The remaining errors in design are caused when knowledge is available, but is incorrect or misapplied. When laws regarding safety are influenced by politics or economics, designers may follow the regulations but end up with, for example, no sprinklers in a nightclub where knowledge of human behavior would dictate otherwise. Then, of course, there are designers and inspectors who know the rules and regulations and choose to ignore them. When an airline installed a cabinet in the bulkhead of an aircraft's galley, the FAA inspection ignored its own prohibition for objects to project into workspaces. Sure enough, a flight attendant was hurt on the cabinet during turbulence.
Design errors in the medical field are finally receiving the attention they demand. These include instructions that are not standardized, names of medications that are easily confused, equipment with inadequate instructions or operation that is contrary to other equipment, connections for different gasses that are interchangeable so that nitrogen can be connected to where oxygen is needed, inadequate instructions for patients, and on and on. We have long known how to identify and eliminate these design problems.
Design error leads to accidents when designers do not take into account people's abilities, characteristics, experience and the task's complexity.
Finally we come to the errors made by people directly involved in the accident. If people make errors because of human limitations then a negative connotation to their behavior is a bad rap.
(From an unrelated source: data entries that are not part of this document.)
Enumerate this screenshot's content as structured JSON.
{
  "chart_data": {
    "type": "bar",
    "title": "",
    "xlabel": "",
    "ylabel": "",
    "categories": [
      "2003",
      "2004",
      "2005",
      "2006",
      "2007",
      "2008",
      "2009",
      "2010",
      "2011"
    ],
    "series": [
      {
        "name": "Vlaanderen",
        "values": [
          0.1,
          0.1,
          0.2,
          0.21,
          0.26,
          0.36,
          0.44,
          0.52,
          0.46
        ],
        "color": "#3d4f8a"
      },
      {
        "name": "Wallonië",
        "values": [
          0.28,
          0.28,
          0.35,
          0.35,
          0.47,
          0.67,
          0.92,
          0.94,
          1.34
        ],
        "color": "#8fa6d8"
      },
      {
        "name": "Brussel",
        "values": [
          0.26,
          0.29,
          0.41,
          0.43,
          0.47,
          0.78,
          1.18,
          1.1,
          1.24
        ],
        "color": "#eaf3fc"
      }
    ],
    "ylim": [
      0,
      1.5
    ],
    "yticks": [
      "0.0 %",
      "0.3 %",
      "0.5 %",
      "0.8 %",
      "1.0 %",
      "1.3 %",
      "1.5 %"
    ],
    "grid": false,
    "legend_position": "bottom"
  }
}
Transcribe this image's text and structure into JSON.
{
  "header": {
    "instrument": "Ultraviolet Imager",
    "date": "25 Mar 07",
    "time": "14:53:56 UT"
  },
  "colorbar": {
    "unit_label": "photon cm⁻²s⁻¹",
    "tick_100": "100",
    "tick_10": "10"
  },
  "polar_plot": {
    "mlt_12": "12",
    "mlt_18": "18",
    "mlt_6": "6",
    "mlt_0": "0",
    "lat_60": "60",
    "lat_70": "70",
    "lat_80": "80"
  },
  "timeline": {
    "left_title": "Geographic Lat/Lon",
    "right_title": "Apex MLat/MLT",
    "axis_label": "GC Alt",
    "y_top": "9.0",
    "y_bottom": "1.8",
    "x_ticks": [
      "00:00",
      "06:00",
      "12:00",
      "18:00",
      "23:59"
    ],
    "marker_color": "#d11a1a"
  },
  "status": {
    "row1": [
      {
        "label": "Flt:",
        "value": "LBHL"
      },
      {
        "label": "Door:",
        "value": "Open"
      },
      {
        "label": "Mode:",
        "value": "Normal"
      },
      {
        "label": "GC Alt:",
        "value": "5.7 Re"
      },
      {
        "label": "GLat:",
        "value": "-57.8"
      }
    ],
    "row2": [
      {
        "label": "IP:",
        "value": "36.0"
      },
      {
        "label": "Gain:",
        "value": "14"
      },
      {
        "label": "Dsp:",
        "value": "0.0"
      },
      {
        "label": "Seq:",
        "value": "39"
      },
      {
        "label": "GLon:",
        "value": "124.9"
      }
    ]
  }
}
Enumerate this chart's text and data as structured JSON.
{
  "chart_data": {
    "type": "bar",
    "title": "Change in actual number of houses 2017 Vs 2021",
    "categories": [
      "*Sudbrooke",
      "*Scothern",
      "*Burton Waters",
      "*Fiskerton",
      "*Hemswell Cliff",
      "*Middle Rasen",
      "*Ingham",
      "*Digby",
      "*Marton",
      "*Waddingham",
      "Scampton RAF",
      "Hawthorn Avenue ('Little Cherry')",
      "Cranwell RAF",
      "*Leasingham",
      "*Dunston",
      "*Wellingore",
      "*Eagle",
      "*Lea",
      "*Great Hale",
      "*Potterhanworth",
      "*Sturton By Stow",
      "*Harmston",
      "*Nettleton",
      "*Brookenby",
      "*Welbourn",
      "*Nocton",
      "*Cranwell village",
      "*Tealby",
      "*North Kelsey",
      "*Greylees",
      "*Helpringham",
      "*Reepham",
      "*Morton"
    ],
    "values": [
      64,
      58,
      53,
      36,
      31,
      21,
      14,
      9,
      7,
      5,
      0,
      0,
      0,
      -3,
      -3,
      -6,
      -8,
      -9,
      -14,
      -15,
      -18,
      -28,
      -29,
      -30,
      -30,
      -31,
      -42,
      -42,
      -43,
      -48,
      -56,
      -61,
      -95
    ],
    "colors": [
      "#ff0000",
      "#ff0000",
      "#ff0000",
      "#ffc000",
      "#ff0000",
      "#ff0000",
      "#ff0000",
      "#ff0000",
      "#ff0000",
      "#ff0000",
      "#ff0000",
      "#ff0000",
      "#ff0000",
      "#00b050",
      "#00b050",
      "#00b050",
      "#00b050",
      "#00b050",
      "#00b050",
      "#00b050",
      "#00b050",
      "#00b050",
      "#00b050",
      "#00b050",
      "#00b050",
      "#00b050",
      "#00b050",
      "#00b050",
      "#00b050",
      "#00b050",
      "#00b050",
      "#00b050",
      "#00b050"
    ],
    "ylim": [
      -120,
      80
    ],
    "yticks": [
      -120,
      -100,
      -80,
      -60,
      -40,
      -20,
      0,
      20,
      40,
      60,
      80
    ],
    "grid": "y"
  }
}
People are limited in their information gathering and processing capabilities and those may be different from one person to the next. When a situation places sudden or high extra demands on a person they may not be able to detect the cues that would otherwise warn them to alter their action. Any event that causes a person to narrow their focus of attention may result in their not perceiving other events happening. It is understandable that a driver might stop looking at the road when suddenly coming upon a mass of warning, directional, and advertising signs. Inadequate training or defective equipment may also cause or allow a person to take a dangerous action. These errors fall into the category of design-induced errors.
That leaves the final category of error which is where the negative connotations of "human error" correctly applies. This is when a person willfully disregards procedures, rules and laws or commits inappropriate acts that put other people in danger. This includes actions like removing a guard from a machine, driving too fast for conditions, showing up for work drunk, not wearing a hard hat in a construction area, and not attending to one's responsibilities. But even then, the person must have been given sufficient training, warnings, instructions and equipment to be expected to perform adequately or safely.
When the same person is both the designer and the accident initiator, analysis becomes more complex. Consider a surgeon who operates on the wrong knee. This would be "human error" because it is likely that an established procedure was not followed. But what if in the middle of a delicate operation, the surgeon must make a choice between two procedures that seem equally likely to be acceptable, and the choice made ultimately leads to disaster? Was a "human error" committed? This depends on many factors, both natural and fabricated, including the knowledge available to the surgeon before and during the operation, but also on a multitude of "behavioral" factors that could affect perception and bias judgment.
Errors made by humans are rarely simple. For any accident, many errors may have been made by many people.